具有组织病理学定义的多发性硬化模式患者的抗体特征。

早期活动性多发性硬化症(MS)病变可从组织学上分为脱髓鞘的三种主要免疫病理模式(模式I-III),提示病原性异质性并可以预测治疗反应。模式I和II显示了免疫介导的脱髓鞘的迹象,但只有模式II与抗体/补体沉积有关。在III型病变中,包括Baló's同心性硬化,提出了原发性少突胶质细胞损伤。血清抗体反应性可以反映疾病的发病机理,从而区分组织病理学定义的MS模式。我们建立了定制化的微阵列,其中包含700多种肽,它们代表与炎症性脱髓鞘中枢神经系统疾病潜在相关的人和病毒抗原,并测试了66位患者的血清(模式I n = 12; II n = 29; III n = 25,包括8例Baló's病,健康对照,干燥综合征患者和中风患者。对水通道蛋白1(AQP1)和AQP4抗体进行了基于细胞的检测。研究队列中没有单个肽显示出差异结合。由于抗体可以与一种蛋白质中的不同肽发生反应,因此我们还分析了各组肽。与模式I(p = 0.02)和模式III(p = 0.02)相比,具有模式II的患者对Nogo-A肽的反应性明显更高。III型患者显示出对AQP1(与Ip = 0.002,IIP = 0.001模式)和水痘带状疱疹病毒(VZV,相比于IIp = 0.05)具有更高的反应性。
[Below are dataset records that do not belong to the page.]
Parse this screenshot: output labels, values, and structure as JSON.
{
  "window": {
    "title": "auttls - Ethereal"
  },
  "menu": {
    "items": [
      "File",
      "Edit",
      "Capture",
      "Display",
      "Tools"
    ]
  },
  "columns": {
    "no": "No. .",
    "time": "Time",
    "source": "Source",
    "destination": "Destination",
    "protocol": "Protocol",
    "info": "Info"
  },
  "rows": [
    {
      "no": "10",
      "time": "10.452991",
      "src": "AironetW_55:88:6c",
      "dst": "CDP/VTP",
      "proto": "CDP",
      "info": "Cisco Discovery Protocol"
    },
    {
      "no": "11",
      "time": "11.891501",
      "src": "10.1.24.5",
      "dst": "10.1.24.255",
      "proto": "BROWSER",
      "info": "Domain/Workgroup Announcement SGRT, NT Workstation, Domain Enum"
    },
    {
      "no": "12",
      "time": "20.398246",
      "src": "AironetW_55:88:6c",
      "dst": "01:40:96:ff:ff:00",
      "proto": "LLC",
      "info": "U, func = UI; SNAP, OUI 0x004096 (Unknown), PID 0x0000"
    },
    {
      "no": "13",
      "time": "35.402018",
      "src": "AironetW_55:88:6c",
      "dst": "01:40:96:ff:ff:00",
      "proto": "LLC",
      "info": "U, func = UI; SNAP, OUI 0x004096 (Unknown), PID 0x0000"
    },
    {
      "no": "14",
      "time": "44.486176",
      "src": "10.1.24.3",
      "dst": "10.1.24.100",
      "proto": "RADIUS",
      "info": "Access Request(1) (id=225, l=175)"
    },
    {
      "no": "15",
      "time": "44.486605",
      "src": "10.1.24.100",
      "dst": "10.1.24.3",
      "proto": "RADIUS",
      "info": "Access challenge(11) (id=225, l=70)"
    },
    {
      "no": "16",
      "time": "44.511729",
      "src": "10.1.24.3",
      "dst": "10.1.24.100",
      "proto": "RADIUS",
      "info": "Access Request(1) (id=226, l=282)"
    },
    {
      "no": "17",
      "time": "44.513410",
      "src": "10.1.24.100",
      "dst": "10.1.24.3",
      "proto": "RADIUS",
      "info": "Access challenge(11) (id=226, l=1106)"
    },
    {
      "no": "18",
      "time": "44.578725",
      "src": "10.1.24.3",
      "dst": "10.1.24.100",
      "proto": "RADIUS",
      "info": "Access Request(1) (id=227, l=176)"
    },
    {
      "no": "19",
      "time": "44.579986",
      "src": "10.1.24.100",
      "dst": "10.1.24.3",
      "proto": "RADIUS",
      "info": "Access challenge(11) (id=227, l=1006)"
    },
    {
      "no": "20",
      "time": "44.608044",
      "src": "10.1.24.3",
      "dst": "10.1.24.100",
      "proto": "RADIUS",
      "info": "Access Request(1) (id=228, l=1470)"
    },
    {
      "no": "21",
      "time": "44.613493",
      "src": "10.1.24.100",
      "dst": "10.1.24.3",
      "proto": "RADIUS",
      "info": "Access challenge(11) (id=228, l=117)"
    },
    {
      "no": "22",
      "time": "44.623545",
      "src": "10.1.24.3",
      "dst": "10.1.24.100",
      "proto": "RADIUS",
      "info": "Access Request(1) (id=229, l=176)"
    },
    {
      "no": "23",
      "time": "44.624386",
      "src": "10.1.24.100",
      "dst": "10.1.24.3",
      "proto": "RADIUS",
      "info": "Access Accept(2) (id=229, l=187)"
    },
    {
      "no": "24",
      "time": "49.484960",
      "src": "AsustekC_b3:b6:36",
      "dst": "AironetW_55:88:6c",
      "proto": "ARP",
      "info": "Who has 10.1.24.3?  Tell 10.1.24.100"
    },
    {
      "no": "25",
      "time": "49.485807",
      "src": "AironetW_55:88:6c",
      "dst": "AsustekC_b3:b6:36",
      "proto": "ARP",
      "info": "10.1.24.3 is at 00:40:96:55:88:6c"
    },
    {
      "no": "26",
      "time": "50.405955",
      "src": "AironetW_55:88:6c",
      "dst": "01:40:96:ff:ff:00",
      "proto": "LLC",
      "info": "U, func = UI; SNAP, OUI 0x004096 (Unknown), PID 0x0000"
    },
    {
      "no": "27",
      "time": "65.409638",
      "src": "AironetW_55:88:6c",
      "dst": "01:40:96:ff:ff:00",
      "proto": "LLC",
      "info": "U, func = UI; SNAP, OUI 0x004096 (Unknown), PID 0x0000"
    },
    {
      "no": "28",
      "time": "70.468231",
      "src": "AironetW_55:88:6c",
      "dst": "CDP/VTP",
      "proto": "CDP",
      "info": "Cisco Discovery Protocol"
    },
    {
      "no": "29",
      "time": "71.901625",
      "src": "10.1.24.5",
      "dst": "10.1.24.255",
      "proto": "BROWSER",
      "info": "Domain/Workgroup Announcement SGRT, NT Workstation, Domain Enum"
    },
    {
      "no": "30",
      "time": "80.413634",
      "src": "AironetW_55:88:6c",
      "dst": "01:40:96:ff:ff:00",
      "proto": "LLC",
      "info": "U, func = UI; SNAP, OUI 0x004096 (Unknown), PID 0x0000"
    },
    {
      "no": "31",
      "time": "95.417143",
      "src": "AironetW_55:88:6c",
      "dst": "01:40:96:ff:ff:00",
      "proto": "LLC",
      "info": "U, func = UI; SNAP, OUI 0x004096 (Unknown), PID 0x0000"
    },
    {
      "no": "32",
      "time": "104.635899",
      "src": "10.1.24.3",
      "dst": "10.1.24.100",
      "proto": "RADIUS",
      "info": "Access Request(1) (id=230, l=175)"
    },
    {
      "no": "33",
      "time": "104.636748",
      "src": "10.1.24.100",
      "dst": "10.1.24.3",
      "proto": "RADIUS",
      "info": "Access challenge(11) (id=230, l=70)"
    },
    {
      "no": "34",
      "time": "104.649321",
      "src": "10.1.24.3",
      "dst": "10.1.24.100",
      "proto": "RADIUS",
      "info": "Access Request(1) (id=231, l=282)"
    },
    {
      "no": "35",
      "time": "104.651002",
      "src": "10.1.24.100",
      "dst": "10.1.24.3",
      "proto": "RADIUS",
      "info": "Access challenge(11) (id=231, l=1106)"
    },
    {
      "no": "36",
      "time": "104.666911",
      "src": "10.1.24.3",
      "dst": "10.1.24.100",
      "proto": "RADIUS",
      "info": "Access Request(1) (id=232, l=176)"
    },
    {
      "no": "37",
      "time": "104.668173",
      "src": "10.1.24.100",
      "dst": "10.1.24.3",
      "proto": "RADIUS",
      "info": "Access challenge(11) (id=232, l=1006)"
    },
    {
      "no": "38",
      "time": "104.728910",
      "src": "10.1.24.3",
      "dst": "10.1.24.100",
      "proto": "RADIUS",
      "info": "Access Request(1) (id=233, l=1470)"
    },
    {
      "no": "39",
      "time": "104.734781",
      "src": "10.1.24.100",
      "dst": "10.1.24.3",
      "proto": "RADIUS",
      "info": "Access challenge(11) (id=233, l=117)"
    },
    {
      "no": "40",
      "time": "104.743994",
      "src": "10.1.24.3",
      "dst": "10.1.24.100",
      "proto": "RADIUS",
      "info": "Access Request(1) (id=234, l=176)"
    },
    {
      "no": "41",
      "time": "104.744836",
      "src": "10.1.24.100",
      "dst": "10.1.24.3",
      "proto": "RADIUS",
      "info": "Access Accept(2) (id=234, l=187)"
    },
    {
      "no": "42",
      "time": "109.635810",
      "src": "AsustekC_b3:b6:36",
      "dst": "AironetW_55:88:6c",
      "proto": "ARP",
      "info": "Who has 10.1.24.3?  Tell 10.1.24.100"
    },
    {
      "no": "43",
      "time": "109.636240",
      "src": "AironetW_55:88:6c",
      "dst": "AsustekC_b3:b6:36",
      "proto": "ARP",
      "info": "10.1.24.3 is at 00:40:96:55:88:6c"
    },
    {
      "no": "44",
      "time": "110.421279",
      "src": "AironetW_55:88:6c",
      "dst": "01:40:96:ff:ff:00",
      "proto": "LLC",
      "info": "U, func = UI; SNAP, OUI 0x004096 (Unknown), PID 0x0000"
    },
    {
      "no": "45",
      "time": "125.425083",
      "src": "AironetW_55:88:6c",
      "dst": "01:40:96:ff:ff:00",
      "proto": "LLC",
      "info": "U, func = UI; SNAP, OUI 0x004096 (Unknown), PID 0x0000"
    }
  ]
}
与没有Baló's的患者相比,患有Baló's的患者的AQP1反应性也显着更高(p = 0.04),前者显示出独特的抗体特征。组织学上,Baló的患者显示脱髓鞘性病变中AQP1和AQP4缺失,但未检测到结合构象AQP1或AQP4的抗体。总之,II型患者对Nogo-A肽的更高反应性可能与轴突修复和髓鞘再生增强有关。III型患者及其Baló患者亚组对AQP1肽的更高反应性可能反映了星形细胞损伤。最后,潜在的VZV感染可能导致外周免疫激活。II型患者对Nogo-A肽的更高反应性可能与增强轴突修复和髓鞘再生有关。III型患者及其Baló患者亚组对AQP1肽的更高反应性可能反映了星形细胞损伤。最后,潜在的VZV感染可能导致外周免疫激活。II型患者对Nogo-A肽的更高反应性可能与增强轴突修复和髓鞘再生有关。III型患者及其Baló患者亚组对AQP1肽的更高反应性可能反映了星形细胞损伤。最后,潜在的VZV感染可能导致外周免疫激活。